Let $$\alpha = a + bi$$ and $$\beta = c + di$$. We can then rewrite the SU(2) matrix as:

$$$R = \begin{bmatrix} a + bi & c + di \\[0.1cm] -c + di & a - bi \end{bmatrix} \\[0.1cm]$$$

with the condition that $$det(R) = a^2 + b^2 + c^2 + d^2 = 1$$. But just looking at the terms in $$R$$, we can rewrite the expression using the Pauli matrices:

\begin{align} R &= a I + di \sigma_x + ci \sigma_y + bi \sigma_z \\[0.1cm] &= a I + i( d \sigma_x + c \sigma_y + b \sigma_z) \end{align}

With no loss of generality, let $$a = cos\theta$$ and $$\sqrt{b^2 + c^2 + d^2} = sin\theta$$. Then:

\begin{align} R &= I cos\theta + i \left ( \frac{d}{sin\theta} \sigma_x + \frac{c}{sin\theta} \sigma_y + \frac{b}{sin\theta} \sigma_z \right ) sin\theta \\[0.1cm] &= I cos\theta + i \left ( \frac{d}{\sqrt{b^2 + c^2 + d^2}} \sigma_x + \frac{c}{\sqrt{b^2 + c^2 + d^2}} \sigma_y + \frac{b}{\sqrt{b^2 + c^2 + d^2}} \sigma_z \right ) sin\theta \\[0.1cm] \end{align}

And here we notice something really interesting…

If we call the expression in paranthesis $$\hat{n} \cdot \vec{\sigma}$$, then we get the exact same matrix exponenetial from last week!

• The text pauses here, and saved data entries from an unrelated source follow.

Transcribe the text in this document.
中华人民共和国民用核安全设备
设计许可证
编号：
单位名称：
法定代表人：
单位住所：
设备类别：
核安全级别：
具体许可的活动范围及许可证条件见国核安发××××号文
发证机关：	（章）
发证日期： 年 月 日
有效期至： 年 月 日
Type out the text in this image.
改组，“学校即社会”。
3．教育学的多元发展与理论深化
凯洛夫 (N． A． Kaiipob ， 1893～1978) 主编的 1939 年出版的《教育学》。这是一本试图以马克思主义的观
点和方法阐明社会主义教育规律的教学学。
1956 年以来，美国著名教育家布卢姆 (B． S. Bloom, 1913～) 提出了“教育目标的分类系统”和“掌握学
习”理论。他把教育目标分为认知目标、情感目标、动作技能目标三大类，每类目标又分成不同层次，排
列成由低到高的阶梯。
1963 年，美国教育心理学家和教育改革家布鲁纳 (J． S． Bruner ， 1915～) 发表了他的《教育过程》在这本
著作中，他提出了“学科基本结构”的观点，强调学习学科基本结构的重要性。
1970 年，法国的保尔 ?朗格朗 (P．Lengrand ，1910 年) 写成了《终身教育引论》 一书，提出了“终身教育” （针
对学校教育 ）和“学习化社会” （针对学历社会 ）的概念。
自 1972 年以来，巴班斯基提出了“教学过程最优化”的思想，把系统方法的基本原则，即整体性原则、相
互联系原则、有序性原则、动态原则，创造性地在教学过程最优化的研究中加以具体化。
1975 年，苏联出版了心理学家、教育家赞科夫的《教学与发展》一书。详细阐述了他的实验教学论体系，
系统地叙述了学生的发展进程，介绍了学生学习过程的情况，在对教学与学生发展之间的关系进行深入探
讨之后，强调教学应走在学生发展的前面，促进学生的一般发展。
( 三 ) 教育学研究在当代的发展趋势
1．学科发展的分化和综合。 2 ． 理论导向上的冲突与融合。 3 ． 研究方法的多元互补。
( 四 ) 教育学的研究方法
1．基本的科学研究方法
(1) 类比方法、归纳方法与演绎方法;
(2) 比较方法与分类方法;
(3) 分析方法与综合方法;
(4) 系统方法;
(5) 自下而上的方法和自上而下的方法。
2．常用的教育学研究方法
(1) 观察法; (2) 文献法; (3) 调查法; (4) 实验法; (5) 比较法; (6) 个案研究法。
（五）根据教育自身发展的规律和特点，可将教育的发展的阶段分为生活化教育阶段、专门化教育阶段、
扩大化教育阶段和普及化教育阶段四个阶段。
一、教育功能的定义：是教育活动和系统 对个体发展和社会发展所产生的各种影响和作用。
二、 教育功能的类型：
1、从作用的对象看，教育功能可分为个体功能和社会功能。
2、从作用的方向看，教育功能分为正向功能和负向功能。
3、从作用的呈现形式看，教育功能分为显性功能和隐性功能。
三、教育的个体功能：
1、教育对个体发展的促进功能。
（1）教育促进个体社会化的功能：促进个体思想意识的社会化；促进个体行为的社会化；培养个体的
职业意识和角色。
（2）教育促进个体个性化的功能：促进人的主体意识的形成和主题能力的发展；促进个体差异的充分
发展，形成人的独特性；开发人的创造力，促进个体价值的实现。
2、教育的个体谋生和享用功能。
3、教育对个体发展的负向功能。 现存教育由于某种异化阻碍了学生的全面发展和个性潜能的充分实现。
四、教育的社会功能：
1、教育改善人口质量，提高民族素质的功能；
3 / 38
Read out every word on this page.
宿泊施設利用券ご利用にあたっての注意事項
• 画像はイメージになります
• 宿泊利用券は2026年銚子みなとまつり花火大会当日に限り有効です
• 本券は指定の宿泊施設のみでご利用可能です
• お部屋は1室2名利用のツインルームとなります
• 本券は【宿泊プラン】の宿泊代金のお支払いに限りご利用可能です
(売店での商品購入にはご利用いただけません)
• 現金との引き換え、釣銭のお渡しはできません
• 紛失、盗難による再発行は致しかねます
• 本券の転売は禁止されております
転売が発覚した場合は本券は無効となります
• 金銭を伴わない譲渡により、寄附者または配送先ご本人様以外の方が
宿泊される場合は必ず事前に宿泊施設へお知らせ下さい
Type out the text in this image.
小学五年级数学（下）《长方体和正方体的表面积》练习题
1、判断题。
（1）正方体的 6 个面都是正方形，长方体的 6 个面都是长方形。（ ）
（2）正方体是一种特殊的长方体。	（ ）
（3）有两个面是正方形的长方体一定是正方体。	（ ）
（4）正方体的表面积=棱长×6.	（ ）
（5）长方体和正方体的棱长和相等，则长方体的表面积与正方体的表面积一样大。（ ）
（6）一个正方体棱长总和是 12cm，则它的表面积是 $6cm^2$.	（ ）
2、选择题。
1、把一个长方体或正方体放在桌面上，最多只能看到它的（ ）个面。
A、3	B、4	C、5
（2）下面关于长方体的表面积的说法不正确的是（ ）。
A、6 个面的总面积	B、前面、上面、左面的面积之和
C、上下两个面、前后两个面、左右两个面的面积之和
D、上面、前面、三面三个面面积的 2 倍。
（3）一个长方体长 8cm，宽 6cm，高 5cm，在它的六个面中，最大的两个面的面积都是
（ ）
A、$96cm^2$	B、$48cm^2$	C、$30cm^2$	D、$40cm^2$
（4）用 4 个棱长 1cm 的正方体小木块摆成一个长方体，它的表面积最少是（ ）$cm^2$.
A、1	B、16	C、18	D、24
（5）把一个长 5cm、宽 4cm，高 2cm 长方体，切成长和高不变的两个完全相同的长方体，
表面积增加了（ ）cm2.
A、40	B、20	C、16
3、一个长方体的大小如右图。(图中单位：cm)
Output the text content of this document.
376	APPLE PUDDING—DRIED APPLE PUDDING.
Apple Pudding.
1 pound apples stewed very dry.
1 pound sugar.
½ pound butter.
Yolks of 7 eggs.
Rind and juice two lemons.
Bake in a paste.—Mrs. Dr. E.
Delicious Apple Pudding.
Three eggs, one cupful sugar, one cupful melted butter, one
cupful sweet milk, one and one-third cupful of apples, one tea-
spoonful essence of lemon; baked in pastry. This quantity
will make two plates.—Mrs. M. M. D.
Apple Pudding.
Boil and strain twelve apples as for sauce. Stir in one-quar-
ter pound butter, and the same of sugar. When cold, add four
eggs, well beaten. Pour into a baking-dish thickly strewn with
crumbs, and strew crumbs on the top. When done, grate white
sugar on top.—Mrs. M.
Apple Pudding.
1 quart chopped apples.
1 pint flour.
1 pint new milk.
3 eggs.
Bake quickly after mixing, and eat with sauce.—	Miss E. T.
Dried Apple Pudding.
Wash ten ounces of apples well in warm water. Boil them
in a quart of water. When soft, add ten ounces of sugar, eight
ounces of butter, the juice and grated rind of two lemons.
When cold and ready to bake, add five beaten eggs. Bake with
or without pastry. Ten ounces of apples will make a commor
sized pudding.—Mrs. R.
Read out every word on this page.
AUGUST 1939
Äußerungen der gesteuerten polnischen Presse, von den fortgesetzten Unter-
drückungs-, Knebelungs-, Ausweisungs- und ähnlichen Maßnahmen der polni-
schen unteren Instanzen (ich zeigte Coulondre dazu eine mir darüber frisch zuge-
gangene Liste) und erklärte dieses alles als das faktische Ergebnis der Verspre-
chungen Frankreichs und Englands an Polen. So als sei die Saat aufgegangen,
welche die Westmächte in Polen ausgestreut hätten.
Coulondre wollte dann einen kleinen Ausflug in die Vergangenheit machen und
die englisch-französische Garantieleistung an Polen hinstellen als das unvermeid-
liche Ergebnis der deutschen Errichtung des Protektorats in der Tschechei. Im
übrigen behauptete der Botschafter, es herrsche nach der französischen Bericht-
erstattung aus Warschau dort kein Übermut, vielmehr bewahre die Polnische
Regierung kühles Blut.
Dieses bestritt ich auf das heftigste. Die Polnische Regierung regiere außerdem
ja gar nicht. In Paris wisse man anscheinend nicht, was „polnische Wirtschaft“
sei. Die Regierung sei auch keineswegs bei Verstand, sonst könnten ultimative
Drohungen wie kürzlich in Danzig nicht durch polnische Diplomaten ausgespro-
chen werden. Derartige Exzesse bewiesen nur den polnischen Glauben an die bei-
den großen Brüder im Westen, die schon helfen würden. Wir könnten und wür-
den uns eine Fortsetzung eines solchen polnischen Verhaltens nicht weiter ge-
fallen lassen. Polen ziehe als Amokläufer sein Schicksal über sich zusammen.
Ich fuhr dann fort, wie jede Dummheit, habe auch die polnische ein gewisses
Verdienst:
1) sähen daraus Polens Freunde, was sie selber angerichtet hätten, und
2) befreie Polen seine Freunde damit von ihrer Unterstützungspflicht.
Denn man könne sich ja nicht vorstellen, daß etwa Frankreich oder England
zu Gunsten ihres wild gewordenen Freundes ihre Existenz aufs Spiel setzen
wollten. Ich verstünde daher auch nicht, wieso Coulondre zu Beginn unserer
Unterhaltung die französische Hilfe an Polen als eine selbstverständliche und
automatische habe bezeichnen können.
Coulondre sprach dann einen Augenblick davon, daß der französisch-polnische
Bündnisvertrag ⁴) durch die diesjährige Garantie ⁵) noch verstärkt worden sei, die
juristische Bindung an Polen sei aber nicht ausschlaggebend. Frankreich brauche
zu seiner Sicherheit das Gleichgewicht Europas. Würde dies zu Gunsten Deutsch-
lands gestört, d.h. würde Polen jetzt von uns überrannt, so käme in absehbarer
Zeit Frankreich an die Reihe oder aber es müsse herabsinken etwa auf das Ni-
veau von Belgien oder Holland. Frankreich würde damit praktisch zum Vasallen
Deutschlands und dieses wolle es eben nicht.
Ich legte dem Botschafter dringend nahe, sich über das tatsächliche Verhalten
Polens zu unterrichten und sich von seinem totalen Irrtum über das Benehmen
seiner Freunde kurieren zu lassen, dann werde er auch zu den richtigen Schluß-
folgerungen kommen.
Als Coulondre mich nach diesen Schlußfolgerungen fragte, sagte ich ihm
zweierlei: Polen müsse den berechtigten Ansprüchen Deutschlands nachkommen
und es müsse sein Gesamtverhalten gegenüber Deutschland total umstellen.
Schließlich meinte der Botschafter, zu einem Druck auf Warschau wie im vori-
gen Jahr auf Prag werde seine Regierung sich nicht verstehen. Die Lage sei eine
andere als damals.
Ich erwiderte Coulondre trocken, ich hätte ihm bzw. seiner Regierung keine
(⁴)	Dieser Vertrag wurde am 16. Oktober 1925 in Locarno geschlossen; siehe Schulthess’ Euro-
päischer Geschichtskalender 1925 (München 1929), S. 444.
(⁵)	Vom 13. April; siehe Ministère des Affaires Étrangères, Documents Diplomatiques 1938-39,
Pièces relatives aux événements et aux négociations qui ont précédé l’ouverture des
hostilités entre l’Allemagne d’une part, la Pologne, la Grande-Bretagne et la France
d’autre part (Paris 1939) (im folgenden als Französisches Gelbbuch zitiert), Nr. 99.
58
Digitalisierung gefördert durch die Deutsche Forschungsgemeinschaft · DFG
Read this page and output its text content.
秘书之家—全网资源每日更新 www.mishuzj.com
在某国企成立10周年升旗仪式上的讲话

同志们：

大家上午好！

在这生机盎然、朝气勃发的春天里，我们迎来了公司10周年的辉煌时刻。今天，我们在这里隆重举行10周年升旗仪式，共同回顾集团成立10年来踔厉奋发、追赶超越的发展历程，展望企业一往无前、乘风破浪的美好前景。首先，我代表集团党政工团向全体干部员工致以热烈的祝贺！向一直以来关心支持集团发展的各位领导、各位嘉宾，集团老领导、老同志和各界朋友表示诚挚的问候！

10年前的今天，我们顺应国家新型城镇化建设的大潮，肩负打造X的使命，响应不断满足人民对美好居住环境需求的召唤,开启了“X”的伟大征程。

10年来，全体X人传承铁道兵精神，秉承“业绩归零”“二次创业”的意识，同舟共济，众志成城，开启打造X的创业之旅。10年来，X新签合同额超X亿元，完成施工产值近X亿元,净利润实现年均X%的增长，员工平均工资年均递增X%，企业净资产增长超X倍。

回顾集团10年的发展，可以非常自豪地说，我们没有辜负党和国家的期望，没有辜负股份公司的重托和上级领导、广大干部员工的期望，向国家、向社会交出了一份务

$$$R = e^{i\theta(\hat{n}\cdot \vec{\sigma})} = Icos(\theta) + i(\hat{n} \cdot \vec{\sigma}) sin(\theta)$$$

We have identified the Lie algebra $$X$$ for SU(2)! If we let $$X = i(\hat{n} \cdot \vec{\sigma})$$, then we see that the inner product of the Pauli vector and a unit vector multiplied by the constant i generates the SU(2) group. In other words, the three Pauli matrices times the constant i form the Lie algebra for SU(2).